Op-Ed: For Brazilians, a World Cup of woe
Brazilian police clashed with demonstrators in Sao Paulo hours before the 20th FIFA World Cup kicked off between the host country and Croatia.
When the World Cup ends a month from now — I hope with a sixth star shining on the golden jerseys of the home team — the problems that plagued Brazil’s hosting effort will remain. With or without a trophy, Brazil will face major challenges in its transformation from one of the world’s most unequal societies into a thriving democracy.
Brazilians have been in a sour mood since June 2013, when massive street demonstrations erupted against lavish World Cup spending in a country lacking good basic education, healthcare and public transportation. The protesters’ underlying message was simple: their love of soccer should not be taken for granted by the government and the country’s self-serving politicians.
For the country’s growing middle class, the news of delays and deficiencies in the construction and update of stadiums, mass transit, airport terminals and communications networks are manifestations of problems that ordinary citizens, and Brazil’s stalled economy, have long confronted. GDP barely grew in the first quarter of this year and was expected to head into negative territory in the second quarter, despite the stimulus generated by World Cup goods and services.
With national elections scheduled for October, Brazilian pollsters Mauro Paulino and Alessandro Janoni, of Datafolha, said President Dilma Rousseff (who is running for reelection) and her opponents could have problems if they try to exploit the World Cup for political gain. “The government and the opposition have nothing to celebrate,” they wrote, given that a “record number of voters say they don’t have a preferred presidential candidate or a political party.”
Rousseff is ahead in the presidential race, but her poll numbers are in decline. Her main rival, federal Sen. Aécio Neves, a successful former state governor, has barely improved his numbers. Paulino and Janoni described the politically charged atmosphere of the last few weeks as a “social Maracanazo,” an ominous reference to Brazil’s traumatic defeat by Uruguay in the final of the 1950 World Cup in Rio’s Maracana stadium.
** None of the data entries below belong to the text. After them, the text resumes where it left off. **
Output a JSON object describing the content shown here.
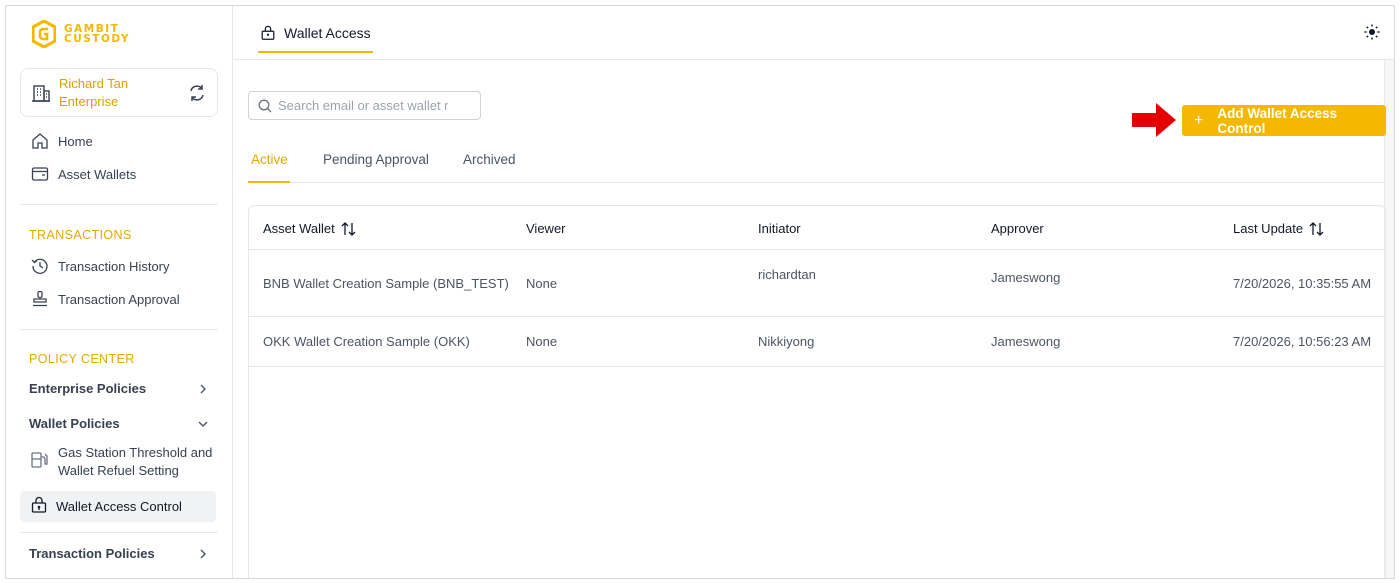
{
  "brand": {
    "line1": "GAMBIT",
    "line2": "CUSTODY",
    "color": "#f5b800"
  },
  "enterprise": {
    "name": "Richard Tan Enterprise"
  },
  "sidebar": {
    "home": "Home",
    "asset_wallets": "Asset Wallets",
    "transactions_title": "TRANSACTIONS",
    "transaction_history": "Transaction History",
    "transaction_approval": "Transaction Approval",
    "policy_center_title": "POLICY CENTER",
    "enterprise_policies": "Enterprise Policies",
    "wallet_policies": "Wallet Policies",
    "gas_station_line1": "Gas Station Threshold and",
    "gas_station_line2": "Wallet Refuel Setting",
    "wallet_access_control": "Wallet Access Control",
    "transaction_policies": "Transaction Policies"
  },
  "header": {
    "title": "Wallet Access"
  },
  "search": {
    "placeholder": "Search email or asset wallet name"
  },
  "add_button": {
    "label": "Add Wallet Access Control",
    "plus": "+"
  },
  "tabs": [
    {
      "label": "Active",
      "active": true
    },
    {
      "label": "Pending Approval",
      "active": false
    },
    {
      "label": "Archived",
      "active": false
    }
  ],
  "table": {
    "columns": [
      "Asset Wallet",
      "Viewer",
      "Initiator",
      "Approver",
      "Last Update"
    ],
    "rows": [
      [
        "BNB Wallet Creation Sample (BNB_TEST)",
        "None",
        "richardtan",
        "Jameswong",
        "7/20/2026, 10:35:55 AM"
      ],
      [
        "OKK Wallet Creation Sample (OKK)",
        "None",
        "Nikkiyong",
        "Jameswong",
        "7/20/2026, 10:56:23 AM"
      ]
    ]
  },
  "icons": {
    "sort": "sort-arrows-icon",
    "arrow_color": "#e30000"
  }
}
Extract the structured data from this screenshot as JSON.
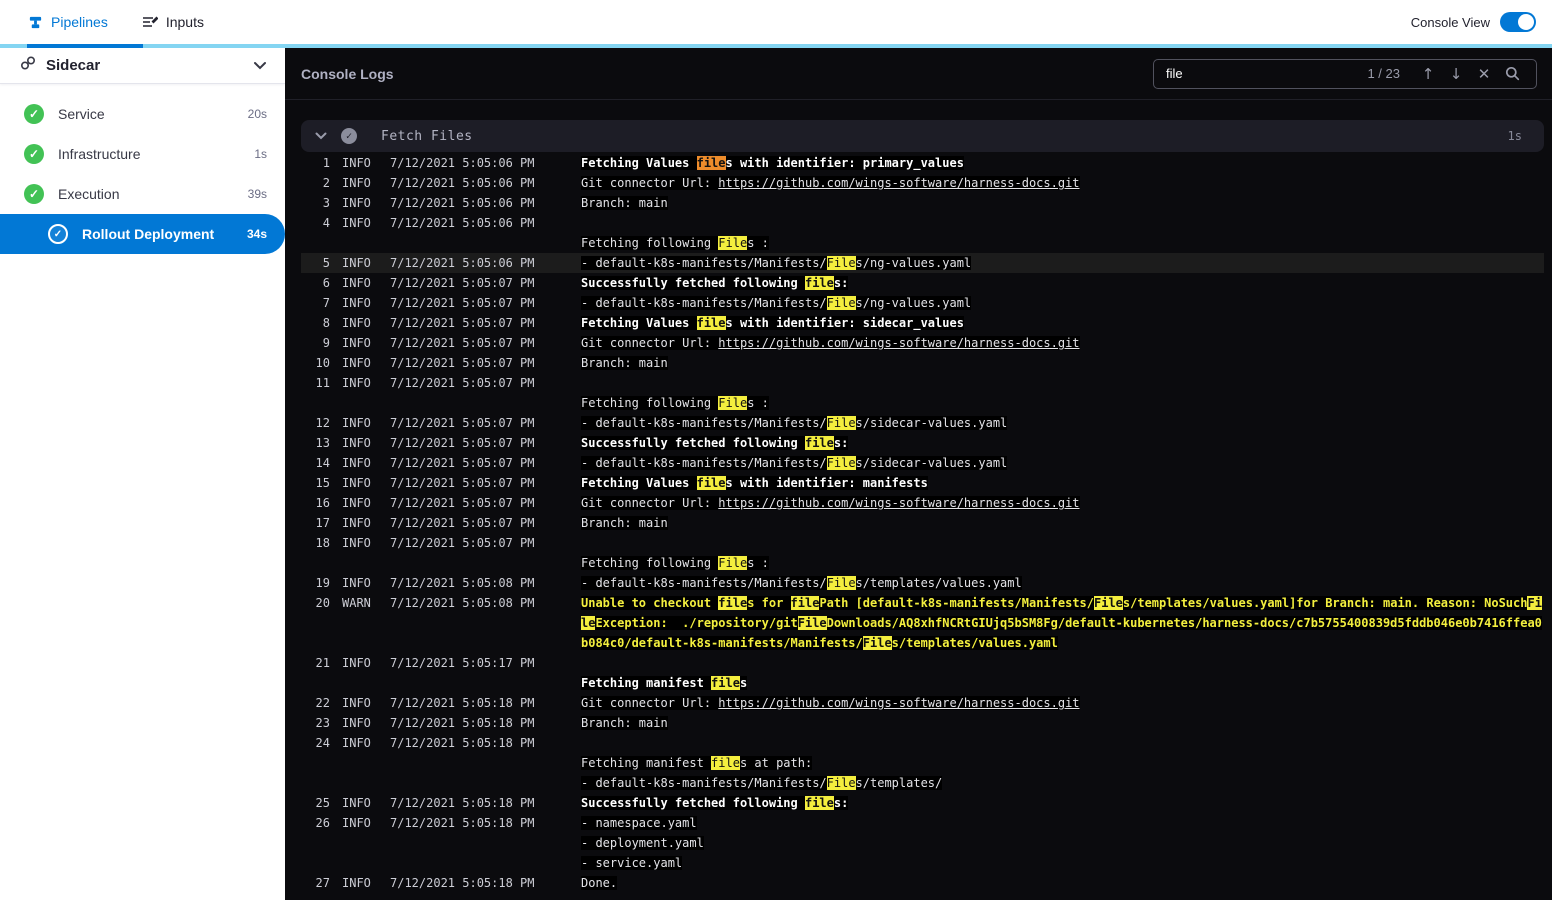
{
  "colors": {
    "accent": "#0278d5",
    "accent_light": "#84d5f2",
    "success_green": "#42c255",
    "console_bg": "#0b0b0e",
    "panel_bg": "#1d1d26",
    "highlight_yellow": "#f4ee3e",
    "highlight_current": "#ee8c2b",
    "warn_text": "#f3ef3e"
  },
  "icons": {
    "check": "✓",
    "arrow_up": "↑",
    "arrow_down": "↓",
    "close": "✕"
  },
  "top_bar": {
    "tabs": [
      {
        "label": "Pipelines"
      },
      {
        "label": "Inputs"
      }
    ],
    "console_view_label": "Console View",
    "console_view_on": true
  },
  "sidebar": {
    "title": "Sidecar",
    "items": [
      {
        "label": "Service",
        "duration": "20s",
        "status": "success"
      },
      {
        "label": "Infrastructure",
        "duration": "1s",
        "status": "success"
      },
      {
        "label": "Execution",
        "duration": "39s",
        "status": "success"
      },
      {
        "label": "Rollout Deployment",
        "duration": "34s",
        "status": "success",
        "selected": true
      }
    ]
  },
  "console": {
    "title": "Console Logs",
    "search": {
      "value": "file",
      "counter": "1 / 23"
    },
    "section": {
      "title": "Fetch Files",
      "duration": "1s"
    },
    "search_term": "file",
    "lines": [
      {
        "num": 1,
        "level": "INFO",
        "time": "7/12/2021 5:05:06 PM",
        "rows": [
          {
            "text": "Fetching Values files with identifier: primary_values",
            "bold": true
          }
        ]
      },
      {
        "num": 2,
        "level": "INFO",
        "time": "7/12/2021 5:05:06 PM",
        "rows": [
          {
            "text": "Git connector Url: ",
            "url": "https://github.com/wings-software/harness-docs.git"
          }
        ]
      },
      {
        "num": 3,
        "level": "INFO",
        "time": "7/12/2021 5:05:06 PM",
        "rows": [
          {
            "text": "Branch: main"
          }
        ]
      },
      {
        "num": 4,
        "level": "INFO",
        "time": "7/12/2021 5:05:06 PM",
        "rows": [
          {
            "text": ""
          },
          {
            "text": "Fetching following Files :"
          }
        ]
      },
      {
        "num": 5,
        "level": "INFO",
        "time": "7/12/2021 5:05:06 PM",
        "selected": true,
        "rows": [
          {
            "text": "- default-k8s-manifests/Manifests/Files/ng-values.yaml"
          }
        ]
      },
      {
        "num": 6,
        "level": "INFO",
        "time": "7/12/2021 5:05:07 PM",
        "rows": [
          {
            "text": "Successfully fetched following files:",
            "bold": true
          }
        ]
      },
      {
        "num": 7,
        "level": "INFO",
        "time": "7/12/2021 5:05:07 PM",
        "rows": [
          {
            "text": "- default-k8s-manifests/Manifests/Files/ng-values.yaml"
          }
        ]
      },
      {
        "num": 8,
        "level": "INFO",
        "time": "7/12/2021 5:05:07 PM",
        "rows": [
          {
            "text": "Fetching Values files with identifier: sidecar_values",
            "bold": true
          }
        ]
      },
      {
        "num": 9,
        "level": "INFO",
        "time": "7/12/2021 5:05:07 PM",
        "rows": [
          {
            "text": "Git connector Url: ",
            "url": "https://github.com/wings-software/harness-docs.git"
          }
        ]
      },
      {
        "num": 10,
        "level": "INFO",
        "time": "7/12/2021 5:05:07 PM",
        "rows": [
          {
            "text": "Branch: main"
          }
        ]
      },
      {
        "num": 11,
        "level": "INFO",
        "time": "7/12/2021 5:05:07 PM",
        "rows": [
          {
            "text": ""
          },
          {
            "text": "Fetching following Files :"
          }
        ]
      },
      {
        "num": 12,
        "level": "INFO",
        "time": "7/12/2021 5:05:07 PM",
        "rows": [
          {
            "text": "- default-k8s-manifests/Manifests/Files/sidecar-values.yaml"
          }
        ]
      },
      {
        "num": 13,
        "level": "INFO",
        "time": "7/12/2021 5:05:07 PM",
        "rows": [
          {
            "text": "Successfully fetched following files:",
            "bold": true
          }
        ]
      },
      {
        "num": 14,
        "level": "INFO",
        "time": "7/12/2021 5:05:07 PM",
        "rows": [
          {
            "text": "- default-k8s-manifests/Manifests/Files/sidecar-values.yaml"
          }
        ]
      },
      {
        "num": 15,
        "level": "INFO",
        "time": "7/12/2021 5:05:07 PM",
        "rows": [
          {
            "text": "Fetching Values files with identifier: manifests",
            "bold": true
          }
        ]
      },
      {
        "num": 16,
        "level": "INFO",
        "time": "7/12/2021 5:05:07 PM",
        "rows": [
          {
            "text": "Git connector Url: ",
            "url": "https://github.com/wings-software/harness-docs.git"
          }
        ]
      },
      {
        "num": 17,
        "level": "INFO",
        "time": "7/12/2021 5:05:07 PM",
        "rows": [
          {
            "text": "Branch: main"
          }
        ]
      },
      {
        "num": 18,
        "level": "INFO",
        "time": "7/12/2021 5:05:07 PM",
        "rows": [
          {
            "text": ""
          },
          {
            "text": "Fetching following Files :"
          }
        ]
      },
      {
        "num": 19,
        "level": "INFO",
        "time": "7/12/2021 5:05:08 PM",
        "rows": [
          {
            "text": "- default-k8s-manifests/Manifests/Files/templates/values.yaml"
          }
        ]
      },
      {
        "num": 20,
        "level": "WARN",
        "time": "7/12/2021 5:05:08 PM",
        "rows": [
          {
            "text": "Unable to checkout files for filePath [default-k8s-manifests/Manifests/Files/templates/values.yaml]for Branch: main. Reason: NoSuchFileException:  ./repository/gitFileDownloads/AQ8xhfNCRtGIUjq5bSM8Fg/default-kubernetes/harness-docs/c7b5755400839d5fddb046e0b7416ffea0b084c0/default-k8s-manifests/Manifests/Files/templates/values.yaml",
            "bold": true
          }
        ]
      },
      {
        "num": 21,
        "level": "INFO",
        "time": "7/12/2021 5:05:17 PM",
        "rows": [
          {
            "text": ""
          },
          {
            "text": "Fetching manifest files",
            "bold": true
          }
        ]
      },
      {
        "num": 22,
        "level": "INFO",
        "time": "7/12/2021 5:05:18 PM",
        "rows": [
          {
            "text": "Git connector Url: ",
            "url": "https://github.com/wings-software/harness-docs.git"
          }
        ]
      },
      {
        "num": 23,
        "level": "INFO",
        "time": "7/12/2021 5:05:18 PM",
        "rows": [
          {
            "text": "Branch: main"
          }
        ]
      },
      {
        "num": 24,
        "level": "INFO",
        "time": "7/12/2021 5:05:18 PM",
        "rows": [
          {
            "text": ""
          },
          {
            "text": "Fetching manifest files at path:"
          },
          {
            "text": "- default-k8s-manifests/Manifests/Files/templates/"
          }
        ]
      },
      {
        "num": 25,
        "level": "INFO",
        "time": "7/12/2021 5:05:18 PM",
        "rows": [
          {
            "text": "Successfully fetched following files:",
            "bold": true
          }
        ]
      },
      {
        "num": 26,
        "level": "INFO",
        "time": "7/12/2021 5:05:18 PM",
        "rows": [
          {
            "text": "- namespace.yaml"
          },
          {
            "text": "- deployment.yaml"
          },
          {
            "text": "- service.yaml"
          }
        ]
      },
      {
        "num": 27,
        "level": "INFO",
        "time": "7/12/2021 5:05:18 PM",
        "rows": [
          {
            "text": "Done."
          }
        ]
      }
    ]
  }
}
This is not necessarily bad. Brazilian Roberto DaMatta, a Harvard-trained anthropologist and professor emeritus of Notre Dame University, who was 13 in 1950, sees the country’s current bad mood as a blessing in disguise. “The World Cup has been useful to convey profound political messages that touch on themes that are fundamental for the country. In this sense, soccer is no longer the Brazilian people’s opium, as imagined by many, but rather an awakening,” he said.
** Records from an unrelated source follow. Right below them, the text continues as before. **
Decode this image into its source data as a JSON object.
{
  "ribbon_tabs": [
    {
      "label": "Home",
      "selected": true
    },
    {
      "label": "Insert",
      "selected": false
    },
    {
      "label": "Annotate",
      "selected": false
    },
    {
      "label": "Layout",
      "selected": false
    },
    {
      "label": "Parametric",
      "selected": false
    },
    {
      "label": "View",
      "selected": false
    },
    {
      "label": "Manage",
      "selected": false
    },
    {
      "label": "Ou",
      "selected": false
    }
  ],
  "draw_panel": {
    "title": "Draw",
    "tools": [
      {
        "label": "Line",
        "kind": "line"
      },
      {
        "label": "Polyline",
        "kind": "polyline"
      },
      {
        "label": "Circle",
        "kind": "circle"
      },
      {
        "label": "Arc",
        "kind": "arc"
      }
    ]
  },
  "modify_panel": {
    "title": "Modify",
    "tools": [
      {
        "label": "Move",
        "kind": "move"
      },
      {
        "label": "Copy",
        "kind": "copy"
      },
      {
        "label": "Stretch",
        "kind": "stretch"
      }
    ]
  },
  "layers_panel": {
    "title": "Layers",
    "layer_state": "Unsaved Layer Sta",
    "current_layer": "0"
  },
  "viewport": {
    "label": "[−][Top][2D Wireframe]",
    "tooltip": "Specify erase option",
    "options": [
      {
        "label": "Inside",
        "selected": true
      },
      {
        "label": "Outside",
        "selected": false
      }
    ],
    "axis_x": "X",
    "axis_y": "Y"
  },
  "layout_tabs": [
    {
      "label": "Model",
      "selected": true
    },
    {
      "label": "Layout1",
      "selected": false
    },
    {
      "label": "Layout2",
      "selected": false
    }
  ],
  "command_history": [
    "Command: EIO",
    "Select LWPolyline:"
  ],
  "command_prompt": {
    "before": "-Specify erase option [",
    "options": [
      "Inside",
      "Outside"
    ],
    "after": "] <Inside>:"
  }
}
Indeed, Brazilians are hard to fool these days. According to a Pew Research Center survey released June 3, discontent has intensified since last year’s protests. Almost three-fourths (72%) of a representative sample of Brazilians interviewed in April said they were dissatisfied with the way things are going in their country, up from 55% just weeks before the demonstrations of June 2013.
Four years ago, another Pew survey had found Brazilians among the most upbeat people on the planet. “The level of frustration expressed today by Brazilians about the direction of their country, their economy and their leaders has no parallels,” said Juliana Menasce Horowitz, who directed the survey.
Almost two-thirds of Brazilians (61%) said that hosting the World Cup was bad for Brazil because it takes money away from public services. Only 34% believed it was a good thing because it will create jobs. The Pew survey also showed Brazilians divided on the international benefit of the tournament. Nearly 40% believe the World Cup will hurt Brazil’s image, while 35% say it will help. For 23%, it will have no impact.
Rousseff dismissed the criticism of the World Cup last week as the opinion of “a small minority.” She will be vindicated if the matches go well and the four-week tournament proceeds without more major protests and disruptions. But that doesn’t seem likely.
A strike by transit workers paralyzed Sao Paulo, Brazil’s largest city and home to the inaugural game, just days before the opening ceremony. A week before, a bus drivers strike caused chaos. Protests are expected in most of the 12 cities hosting games, and the police and army have been mobilized to keep order. On top of that, new allegations of corruption involving a former president of the Brazilian soccer body have surfaced.
Still, Rousseff expects a resounding success — “the World Cup of the World Cups,” as she likes to say. In her view, delays and incomplete projects are inevitable. “Nobody does a subway in two years. Well, maybe China,” she said. In Brazil, she added, delays are “the cost of our democracy.”
But Brazilians know these problems also reflect poor planning and a general lack of capacity, not to mention the conflicted interests of politicians who traditionally have been as powerful, sleazy and unaccountable as the FIFA bosses.
In June 2009, Rousseff, then the chief of staff to former President Luiz Inacio Lula da Silva, announced plans for the building of a high-speed train connection between Rio and Sao Paulo. She predicted that the “bullet train” would be up and running before the opening of the World Cup. The bidding process has been postponed three times. Even if the project moves ahead, it will not be ready for the 2016 Olympic Games in Rio, where preparations are also way behind schedule, which will soon replace the World Cup as a source of national frustration and pressure for change.
Paulo Sotero is director of the Brazil Institute at the Woodrow Wilson International Center for Scholars.